Enguias expostas à cocaína sofreram alteração na forma de nado
Arquivo Pessoal
As enguias também sofreram alteração na diferenciação sexual, pois apresentaram menor quantidade de hormônios como LH [hormônio luteinizante] e FSH [hormônio folículo-estimulante], diretamente relacionados à maturação dos óvulos e produção de estrogênio [hormônio sexual feminino].
“Isso é um problema porque elas têm um ciclo reprodutivo muito bem regulado”, disse Mayana, que pontuou que as enguias estão na lista internacional de animais ameaçados de extinção.
“Foi um resultado muito interessante.
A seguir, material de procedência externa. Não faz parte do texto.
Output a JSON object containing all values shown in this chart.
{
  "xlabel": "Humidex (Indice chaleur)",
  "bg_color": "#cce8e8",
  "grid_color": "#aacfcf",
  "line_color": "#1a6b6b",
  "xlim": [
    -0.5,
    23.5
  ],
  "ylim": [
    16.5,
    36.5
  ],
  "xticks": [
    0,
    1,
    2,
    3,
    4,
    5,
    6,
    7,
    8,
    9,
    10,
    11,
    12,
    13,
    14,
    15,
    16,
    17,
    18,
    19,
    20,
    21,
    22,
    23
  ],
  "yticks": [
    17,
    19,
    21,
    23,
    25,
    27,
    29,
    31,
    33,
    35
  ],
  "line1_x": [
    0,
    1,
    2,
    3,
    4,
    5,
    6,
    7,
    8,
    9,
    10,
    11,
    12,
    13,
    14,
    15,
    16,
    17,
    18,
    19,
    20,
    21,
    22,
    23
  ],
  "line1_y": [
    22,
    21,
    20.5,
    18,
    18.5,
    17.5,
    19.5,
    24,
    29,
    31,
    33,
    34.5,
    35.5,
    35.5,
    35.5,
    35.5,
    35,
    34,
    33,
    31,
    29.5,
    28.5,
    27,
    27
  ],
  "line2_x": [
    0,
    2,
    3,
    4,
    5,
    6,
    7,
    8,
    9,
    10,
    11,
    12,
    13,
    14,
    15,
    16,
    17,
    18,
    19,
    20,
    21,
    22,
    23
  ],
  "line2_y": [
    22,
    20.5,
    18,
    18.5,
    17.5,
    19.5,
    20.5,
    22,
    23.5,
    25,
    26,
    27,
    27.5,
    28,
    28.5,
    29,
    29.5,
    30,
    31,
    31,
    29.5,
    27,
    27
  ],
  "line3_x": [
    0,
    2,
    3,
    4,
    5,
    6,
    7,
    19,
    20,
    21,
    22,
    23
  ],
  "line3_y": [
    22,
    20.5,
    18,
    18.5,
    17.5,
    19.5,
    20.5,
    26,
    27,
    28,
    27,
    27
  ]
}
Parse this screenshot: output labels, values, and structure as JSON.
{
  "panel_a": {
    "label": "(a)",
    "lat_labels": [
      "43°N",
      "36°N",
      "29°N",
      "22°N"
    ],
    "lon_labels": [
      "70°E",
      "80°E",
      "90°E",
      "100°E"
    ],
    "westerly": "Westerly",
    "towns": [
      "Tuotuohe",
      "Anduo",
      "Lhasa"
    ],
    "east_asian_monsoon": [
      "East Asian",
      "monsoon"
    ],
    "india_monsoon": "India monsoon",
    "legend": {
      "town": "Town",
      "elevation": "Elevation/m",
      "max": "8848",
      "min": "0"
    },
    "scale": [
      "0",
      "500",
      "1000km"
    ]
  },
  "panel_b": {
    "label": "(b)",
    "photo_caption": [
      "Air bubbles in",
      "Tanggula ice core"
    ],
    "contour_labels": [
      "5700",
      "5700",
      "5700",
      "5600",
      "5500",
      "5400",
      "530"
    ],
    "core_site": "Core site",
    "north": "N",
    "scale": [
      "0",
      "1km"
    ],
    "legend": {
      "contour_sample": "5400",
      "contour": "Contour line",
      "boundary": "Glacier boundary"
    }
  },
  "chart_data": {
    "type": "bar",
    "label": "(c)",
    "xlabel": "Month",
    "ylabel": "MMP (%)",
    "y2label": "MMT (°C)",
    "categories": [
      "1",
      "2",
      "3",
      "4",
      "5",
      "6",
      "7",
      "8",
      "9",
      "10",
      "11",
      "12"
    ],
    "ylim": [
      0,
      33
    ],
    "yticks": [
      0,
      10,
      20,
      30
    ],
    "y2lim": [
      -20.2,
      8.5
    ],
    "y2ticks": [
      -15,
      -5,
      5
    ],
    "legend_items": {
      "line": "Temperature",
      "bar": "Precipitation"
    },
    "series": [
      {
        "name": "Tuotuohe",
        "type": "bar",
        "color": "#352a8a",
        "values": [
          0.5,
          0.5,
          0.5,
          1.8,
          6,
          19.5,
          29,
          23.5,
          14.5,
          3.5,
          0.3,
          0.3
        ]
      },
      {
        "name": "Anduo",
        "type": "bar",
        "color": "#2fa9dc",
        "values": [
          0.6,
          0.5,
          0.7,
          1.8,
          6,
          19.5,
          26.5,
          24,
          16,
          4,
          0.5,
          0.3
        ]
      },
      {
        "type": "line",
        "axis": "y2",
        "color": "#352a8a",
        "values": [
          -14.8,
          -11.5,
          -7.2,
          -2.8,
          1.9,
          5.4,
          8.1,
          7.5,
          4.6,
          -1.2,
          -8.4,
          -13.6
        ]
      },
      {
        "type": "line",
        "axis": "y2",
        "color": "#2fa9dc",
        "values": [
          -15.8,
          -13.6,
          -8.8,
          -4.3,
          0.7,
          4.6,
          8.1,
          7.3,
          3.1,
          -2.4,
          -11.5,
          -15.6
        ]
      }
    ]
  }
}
Do ponto de vista reprodutivo, a gente não esperava que a cocaína fosse interagir dessa forma”. No entanto, a pesquisadora frisou que os resultados mostraram que a droga interage como ameaçadora da reprodução da espécie.
Mudança no nado
Enguias normalmente nadam bem próximo ao solo, como se estivesse rastejando porque parece uma cobra
Arquivo Pessoal
As enguias também mudaram o padrão de natação, sendo necessário até tampar o aquário para que não pulassem para fora. “A enguia normalmente nada bem próximo ao solo, como se estivesse rastejando porque parece uma cobra”. Com a exposição à droga, passaram nadar de forma vertical.
Para ela, esses dados são importantes para ressaltar que a cocaína e outros contaminantes ilícitos devem ser incluídos em programas de monitoramento para facilitar o entendimento do que as concentrações estão causando nos seres vivos e, consequentemente, no ser humano exposto direta ou indiretamente.
Experiência internacional
Pesquisadores Mayana Fontes (à esq.) e Camilo Seabra (à dir.)
Arquivo Pessoal e Carlos Abelha/g1
Para Mayana, participar de uma pesquisa internacional fortaleceu as redes de colaboração com outros países. “Estabelecer essa rede definitivamente impactou na qualidade da minha pesquisa porque pude ultrapassar o nível de análise de um organismo invertebrado, que é o que eu trabalhava no Brasil, com um organismo vertebrado que está mais próximo do ser humano”, finalizou.